The Federal Government has introduced a new design rule in order to, as it claims, make electric vehicles safer.

With pedestrians set to increasingly be around quieter battery electric cars, trucks and buses, the Acoustic Vehicle Alerting Systems (AVAS) is a safety alert or sound, emitted when an electric vehicle is travelling at low speeds in car parks, intersections, and driveways.

Quiet vehicles such as electric, hybrid and hydrogen fuel cell vehicles travelling at low speeds are harder for pedestrians to hear compared to noisier vehicles with conventional petrol or diesel engines.

This increases the risk of being involved in a collision, and this risk is greater for people who are blind or have poor vision who rely on sound to negotiate the road network independently.

The new Australian Design Rule (ADR) will require new electric, hybrid and hydrogen fuel cell cars, trucks and buses to be fitted with an AVAS from November 2025.
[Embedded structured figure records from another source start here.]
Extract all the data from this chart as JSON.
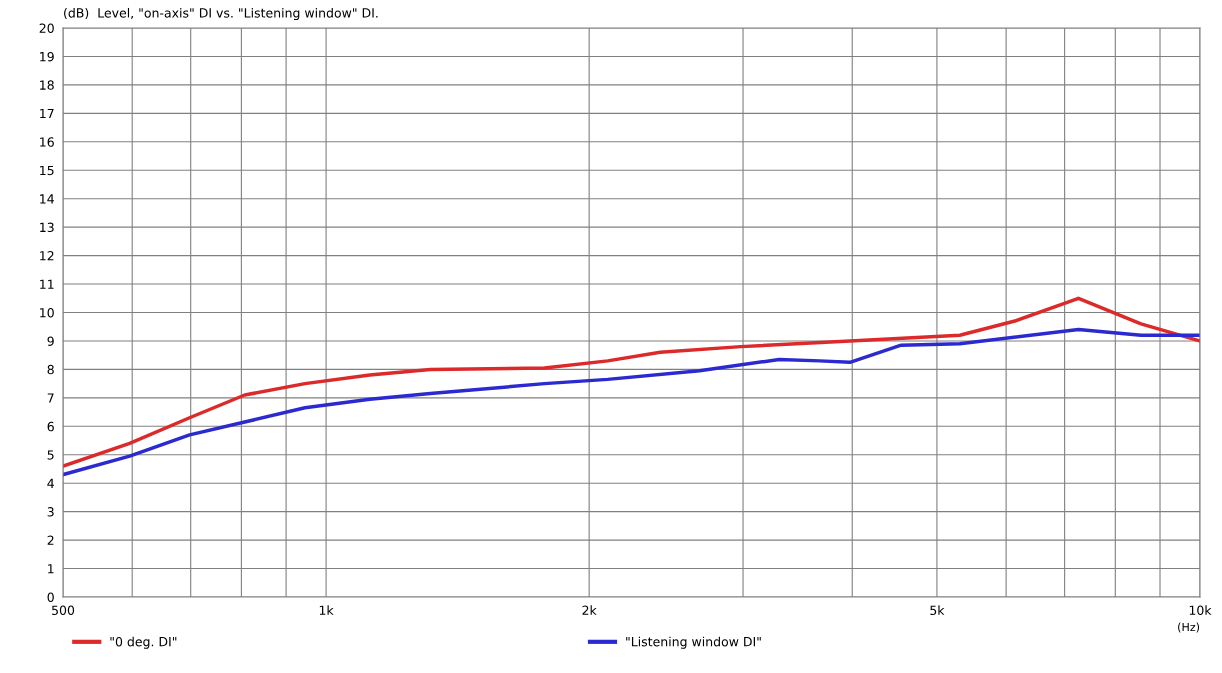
{
  "chart_data": {
    "type": "line",
    "title": "Level, \"on-axis\" DI vs. \"Listening window\" DI.",
    "ylabel": "(dB)",
    "xlabel": "(Hz)",
    "log": "x",
    "grid": true,
    "legend": "bottom",
    "marker": "none",
    "line_style": "solid",
    "xlim": [
      500,
      10000
    ],
    "xticks": [
      500,
      {
        "value": 600,
        "label": null
      },
      {
        "value": 700,
        "label": null
      },
      {
        "value": 800,
        "label": null
      },
      {
        "value": 900,
        "label": null
      },
      {
        "value": 1000,
        "label": "1k"
      },
      {
        "value": 2000,
        "label": "2k"
      },
      {
        "value": 3000,
        "label": null
      },
      {
        "value": 4000,
        "label": null
      },
      {
        "value": 5000,
        "label": "5k"
      },
      {
        "value": 6000,
        "label": null
      },
      {
        "value": 7000,
        "label": null
      },
      {
        "value": 8000,
        "label": null
      },
      {
        "value": 9000,
        "label": null
      },
      {
        "value": 10000,
        "label": "10k"
      }
    ],
    "ylim": [
      0,
      20
    ],
    "yticks": [
      0,
      1,
      2,
      3,
      4,
      5,
      6,
      7,
      8,
      9,
      10,
      11,
      12,
      13,
      14,
      15,
      16,
      17,
      18,
      19,
      20
    ],
    "series": [
      {
        "name": "\"0 deg. DI\"",
        "color": "#dc2a2a",
        "x": [
          500,
          596,
          698,
          807,
          946,
          1122,
          1316,
          1778,
          2100,
          2412,
          2982,
          3976,
          5310,
          6140,
          7260,
          8560,
          10000
        ],
        "values": [
          4.6,
          5.4,
          6.3,
          7.1,
          7.5,
          7.8,
          8.0,
          8.05,
          8.3,
          8.6,
          8.8,
          9.0,
          9.2,
          9.7,
          10.5,
          9.6,
          9.0
        ]
      },
      {
        "name": "\"Listening window DI\"",
        "color": "#2a2ad0",
        "x": [
          500,
          596,
          698,
          807,
          946,
          1122,
          1316,
          1778,
          2100,
          2675,
          3300,
          3670,
          3976,
          4550,
          5310,
          7260,
          8560,
          10000
        ],
        "values": [
          4.3,
          4.95,
          5.7,
          6.15,
          6.65,
          6.95,
          7.15,
          7.5,
          7.65,
          7.95,
          8.35,
          8.3,
          8.25,
          8.85,
          8.9,
          9.4,
          9.2,
          9.2
        ]
      }
    ]
  }
}
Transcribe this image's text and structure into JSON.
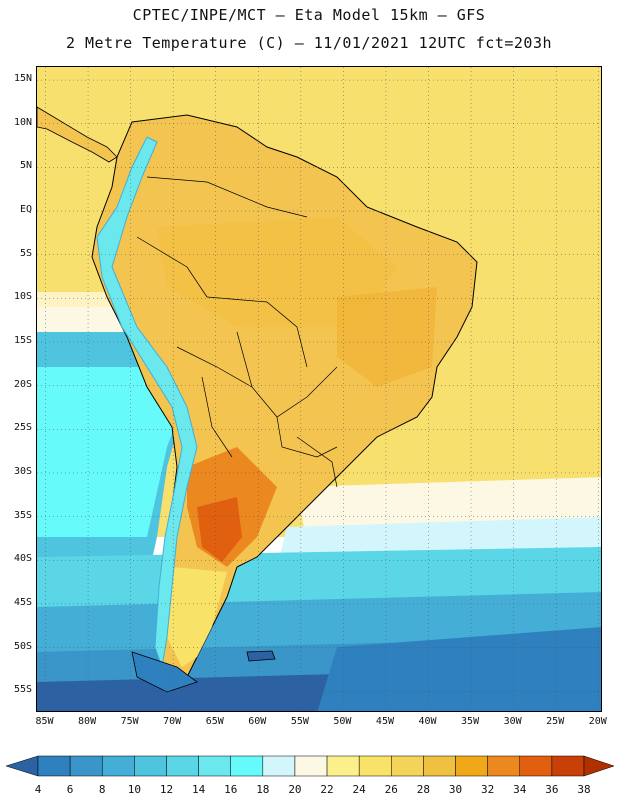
{
  "title": {
    "line1": "CPTEC/INPE/MCT –  Eta Model 15km – GFS",
    "line2": "2 Metre Temperature (C) – 11/01/2021 12UTC fct=203h"
  },
  "axes": {
    "lat_labels": [
      "15N",
      "10N",
      "5N",
      "EQ",
      "5S",
      "10S",
      "15S",
      "20S",
      "25S",
      "30S",
      "35S",
      "40S",
      "45S",
      "50S",
      "55S"
    ],
    "lon_labels": [
      "85W",
      "80W",
      "75W",
      "70W",
      "65W",
      "60W",
      "55W",
      "50W",
      "45W",
      "40W",
      "35W",
      "30W",
      "25W",
      "20W"
    ],
    "lat_values": [
      15,
      10,
      5,
      0,
      -5,
      -10,
      -15,
      -20,
      -25,
      -30,
      -35,
      -40,
      -45,
      -50,
      -55
    ],
    "lon_values": [
      -85,
      -80,
      -75,
      -70,
      -65,
      -60,
      -55,
      -50,
      -45,
      -40,
      -35,
      -30,
      -25,
      -20
    ],
    "lat_range": [
      -57.5,
      16.5
    ],
    "lon_range": [
      -86,
      -19.5
    ]
  },
  "legend": {
    "labels": [
      "4",
      "6",
      "8",
      "10",
      "12",
      "14",
      "16",
      "18",
      "20",
      "22",
      "24",
      "26",
      "28",
      "30",
      "32",
      "34",
      "36",
      "38"
    ],
    "colors": [
      "#2c62a3",
      "#2f80be",
      "#3a95c8",
      "#44aed6",
      "#4ec4de",
      "#5bd6e6",
      "#6ae8ee",
      "#66fafa",
      "#d2f6fc",
      "#fdf8e4",
      "#fcf08c",
      "#f8e268",
      "#f4d458",
      "#f0c040",
      "#f0a818",
      "#ec8820",
      "#e06010",
      "#c84008",
      "#b03000"
    ]
  },
  "colors": {
    "ocean_warm": "#f8e06e",
    "land_warm": "#f4c450",
    "hot": "#e0782c",
    "andes_cold": "#6ae4ee",
    "cold_sea": "#3aa4d0",
    "deep_cold": "#2c62a3",
    "coastline": "#000000",
    "grid": "#555555"
  }
}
AVAS will make these vehicles easier to hear by emitting a sound when the vehicle is travelling at low speeds in car parks, intersections and driveways.
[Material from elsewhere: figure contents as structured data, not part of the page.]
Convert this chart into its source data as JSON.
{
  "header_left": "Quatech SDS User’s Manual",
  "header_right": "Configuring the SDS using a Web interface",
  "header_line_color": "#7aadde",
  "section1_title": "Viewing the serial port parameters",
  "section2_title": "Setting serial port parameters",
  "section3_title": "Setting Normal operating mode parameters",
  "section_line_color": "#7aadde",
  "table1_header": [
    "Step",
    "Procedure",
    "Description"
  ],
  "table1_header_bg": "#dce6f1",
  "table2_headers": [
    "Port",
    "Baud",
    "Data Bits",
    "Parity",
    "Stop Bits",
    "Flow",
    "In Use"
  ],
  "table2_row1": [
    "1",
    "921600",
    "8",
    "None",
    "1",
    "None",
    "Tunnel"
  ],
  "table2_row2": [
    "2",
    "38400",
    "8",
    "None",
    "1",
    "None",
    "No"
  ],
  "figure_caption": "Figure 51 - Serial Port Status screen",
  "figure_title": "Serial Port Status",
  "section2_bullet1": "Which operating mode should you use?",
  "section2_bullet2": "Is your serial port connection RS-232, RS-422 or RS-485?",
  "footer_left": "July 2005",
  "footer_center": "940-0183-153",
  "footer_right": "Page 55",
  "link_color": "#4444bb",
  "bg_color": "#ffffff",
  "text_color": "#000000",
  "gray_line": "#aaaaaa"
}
A vehicle fitted with an AVAS will not be any noisier than a conventional petrol or diesel vehicle.

“I’m thrilled the Albanese Labor Government is now mandating this vital safety technology to Australian vehicles, as part of our transition to low and zero emission vehicles,” said Carol Brown, Assistant Minister for Infrastructure and Transport.

“AVAS technology is already mandated in the European Union, United Kingdom, Japan, Korea and the United States. This is our opportunity to catch up with the developed world.
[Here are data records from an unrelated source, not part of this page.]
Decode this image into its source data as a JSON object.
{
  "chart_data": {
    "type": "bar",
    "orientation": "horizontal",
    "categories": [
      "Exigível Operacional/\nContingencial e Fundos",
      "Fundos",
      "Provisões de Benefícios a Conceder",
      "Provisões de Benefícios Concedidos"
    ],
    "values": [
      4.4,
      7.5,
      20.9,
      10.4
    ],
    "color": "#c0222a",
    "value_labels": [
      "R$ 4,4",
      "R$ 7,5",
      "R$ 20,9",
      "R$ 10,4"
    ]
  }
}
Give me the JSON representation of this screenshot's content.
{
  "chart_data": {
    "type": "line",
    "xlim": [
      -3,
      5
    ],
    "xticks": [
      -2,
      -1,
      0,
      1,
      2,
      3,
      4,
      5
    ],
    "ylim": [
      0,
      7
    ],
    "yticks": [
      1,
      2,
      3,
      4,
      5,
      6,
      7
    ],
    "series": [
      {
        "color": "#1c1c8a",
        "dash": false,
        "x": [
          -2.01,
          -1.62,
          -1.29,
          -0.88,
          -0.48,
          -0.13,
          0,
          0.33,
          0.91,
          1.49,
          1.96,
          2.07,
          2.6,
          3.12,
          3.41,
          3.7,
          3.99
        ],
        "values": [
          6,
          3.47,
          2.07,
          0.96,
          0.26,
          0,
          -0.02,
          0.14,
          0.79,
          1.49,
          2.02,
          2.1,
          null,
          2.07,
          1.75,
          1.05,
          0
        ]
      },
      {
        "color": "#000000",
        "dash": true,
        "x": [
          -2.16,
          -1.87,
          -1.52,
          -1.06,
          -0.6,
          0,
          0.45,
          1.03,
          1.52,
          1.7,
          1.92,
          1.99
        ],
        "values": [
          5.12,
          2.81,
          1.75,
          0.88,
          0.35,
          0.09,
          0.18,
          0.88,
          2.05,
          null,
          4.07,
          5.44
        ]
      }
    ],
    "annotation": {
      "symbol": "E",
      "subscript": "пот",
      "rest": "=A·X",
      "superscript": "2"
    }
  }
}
“This technology will go a long way to preventing pedestrian crashes, especially for our most vulnerable.”

The Government consulted on a draft Impact Analysis proposing a mandate for AVAS for light vehicles and it was strongly supported by state and territory governments, the blind and low-vision community, and vehicle manufacturers.

The new ADR is expected to avoid around 68 fatalities, 2,675 serious injuries and 2,962 minor injuries by 2060 and is estimated it will save the Australian community $208 million.

Infrastructure, Transport, Regional Development and Local Government Minister Catherine King said it was another example of the Government’s commitment to road safety.

“As more and more Australians choose to drive EVs we are committed to ensuring that they are safe for both driver and others using the road,” she said.

“This is a significant win for those the blind and low-vision community who have long been advocating for alert systems like this to be introduced in Australia.”

Vision Australia has been calling for AVAS to be introduced in Australia since 2018.

Manager of Government Relations and Advocacy for Vision Australia Chris Edwards said pedestrians who are blind or have low vision will be able to navigate public spaces with more confidence.

“All pedestrians should have the right to feel safe and confident when navigating public spaces and today’s announcement is a significant step towards protecting that for people who are blind or have low vision. There is no doubt that this is an announcement that will save lives,” said Edwards.